Une salve d’acclamations sonores retentit à travers toute la pièce, tandis que Iggy tendait l’étoffe éclatante à Iliaron, dont le regard s’embuait soudainement de larmes.
« - Et maintenant, si tu as quelques mots à dire, n’hésites pas, c’est le moment ou jamais. » Dit le nain d’une voix forte. « Et sinon, que la bière coule à flots ! »
Iliaron s’avança et monta sur l’autel, avant de faire face à l’assemblée. Malgré leur faible nombre, il se sentait déstabilisé par la lueur passionnée qui brillait dans chaque œil, par les sourires complices échangés. Sourires qui lui étaient dorénavant aussi adressés. Reprenant sensiblement courage, il commença à bégayer :
« - Mes amis, merci pour ce don ! »
« - Si tous étaient aussi plaisants ! » se réjouit Iggy.

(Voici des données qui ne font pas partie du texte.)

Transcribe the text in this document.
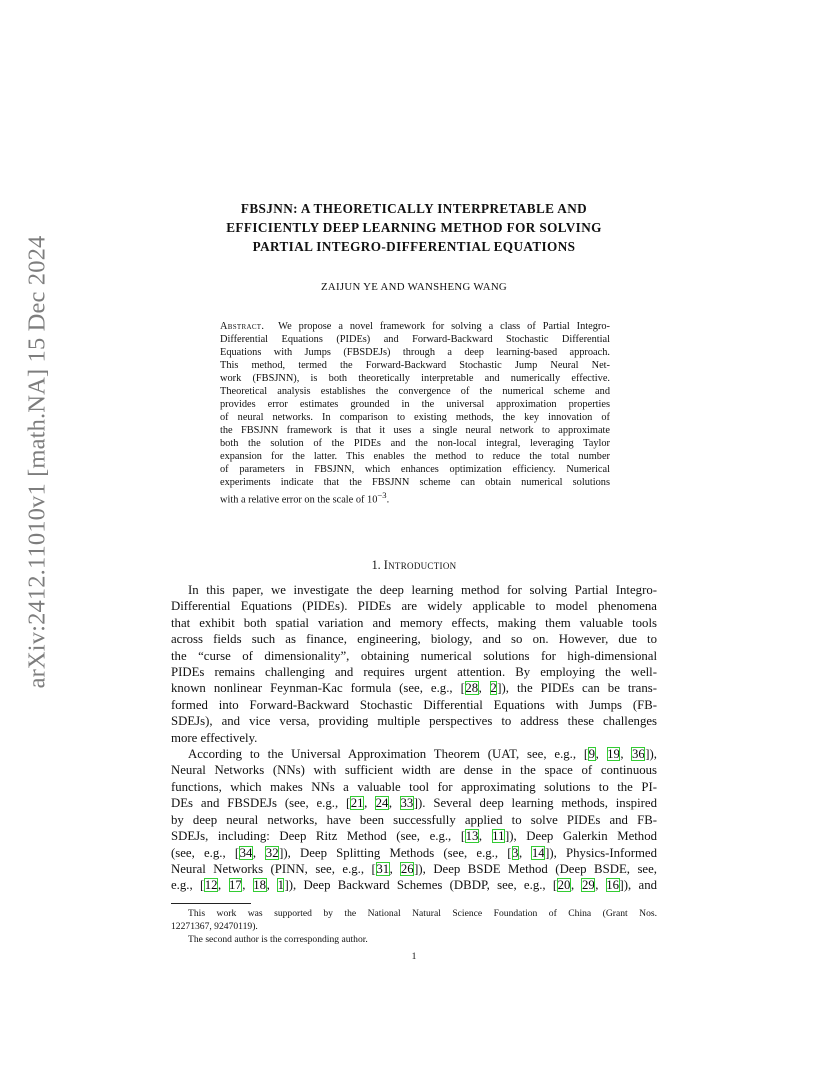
arXiv:2412.11010v1 [math.NA] 15 Dec 2024
FBSJNN: A THEORETICALLY INTERPRETABLE AND
EFFICIENTLY DEEP LEARNING METHOD FOR SOLVING
PARTIAL INTEGRO-DIFFERENTIAL EQUATIONS
ZAIJUN YE AND WANSHENG WANG
Abstract. We propose a novel framework for solving a class of Partial Integro-
Differential Equations (PIDEs) and Forward-Backward Stochastic Differential
Equations with Jumps (FBSDEJs) through a deep learning-based approach.
This method, termed the Forward-Backward Stochastic Jump Neural Net-
work (FBSJNN), is both theoretically interpretable and numerically effective.
Theoretical analysis establishes the convergence of the numerical scheme and
provides error estimates grounded in the universal approximation properties
of neural networks. In comparison to existing methods, the key innovation of
the FBSJNN framework is that it uses a single neural network to approximate
both the solution of the PIDEs and the non-local integral, leveraging Taylor
expansion for the latter. This enables the method to reduce the total number
of parameters in FBSJNN, which enhances optimization efficiency. Numerical
experiments indicate that the FBSJNN scheme can obtain numerical solutions
with a relative error on the scale of $10^{-3}$.
1. Introduction
In this paper, we investigate the deep learning method for solving Partial Integro-
Differential Equations (PIDEs). PIDEs are widely applicable to model phenomena
that exhibit both spatial variation and memory effects, making them valuable tools
across fields such as finance, engineering, biology, and so on. However, due to
the “curse of dimensionality”, obtaining numerical solutions for high-dimensional
PIDEs remains challenging and requires urgent attention. By employing the well-
known nonlinear Feynman-Kac formula (see, e.g., [28, 2]), the PIDEs can be trans-
formed into Forward-Backward Stochastic Differential Equations with Jumps (FB-
SDEJs), and vice versa, providing multiple perspectives to address these challenges
more effectively.
According to the Universal Approximation Theorem (UAT, see, e.g., [9, 19, 36]),
Neural Networks (NNs) with sufficient width are dense in the space of continuous
functions, which makes NNs a valuable tool for approximating solutions to the PI-
DEs and FBSDEJs (see, e.g., [21, 24, 33]). Several deep learning methods, inspired
by deep neural networks, have been successfully applied to solve PIDEs and FB-
SDEJs, including: Deep Ritz Method (see, e.g., [13, 11]), Deep Galerkin Method
(see, e.g., [34, 32]), Deep Splitting Methods (see, e.g., [3, 14]), Physics-Informed
Neural Networks (PINN, see, e.g., [31, 26]), Deep BSDE Method (Deep BSDE, see,
e.g., [12, 17, 18, 1]), Deep Backward Schemes (DBDP, see, e.g., [20, 29, 16]), and
This work was supported by the National Natural Science Foundation of China (Grant Nos.
12271367, 92470119).
The second author is the corresponding author.
1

« - J’étais seul, vous m’avez recueilli, m’avez ouvert votre antre, et par là votre passion… jusqu’à votre cœur ! » Il scruta à son tour les places vides, visages effacés qu’il n’avait jamais connu, ou alors bien trop brièvement à son goût. « Aujourd’hui sont des absents, parmi lesquels certains ne reviendront pas, d’autres peut-être, selon les fluctuations du destin. Mais je le sens, très bientôt cette salle sera à nouveau emplie de vivas, de hourras et de joie. »
Iliaron se tourna vers la fenêtre. Des pèlerins certainement attirés par la majesté du lieu, se régalaient des colonnades intérieures, s’invitant de manière clandestine à une cérémonie où ils auraient été volontiers accueillis.
« - C’est tout ? » questionna Kundin, se tortillant.
« - Oui, la bière peut enfin couler ! » conclut Iliaron, avec le sourire.
« - Ah ! Enfin ! » se réjouirent les deux nabots, qui profitèrent de leur corpulence et faible taille pour tendre le pichet en premier.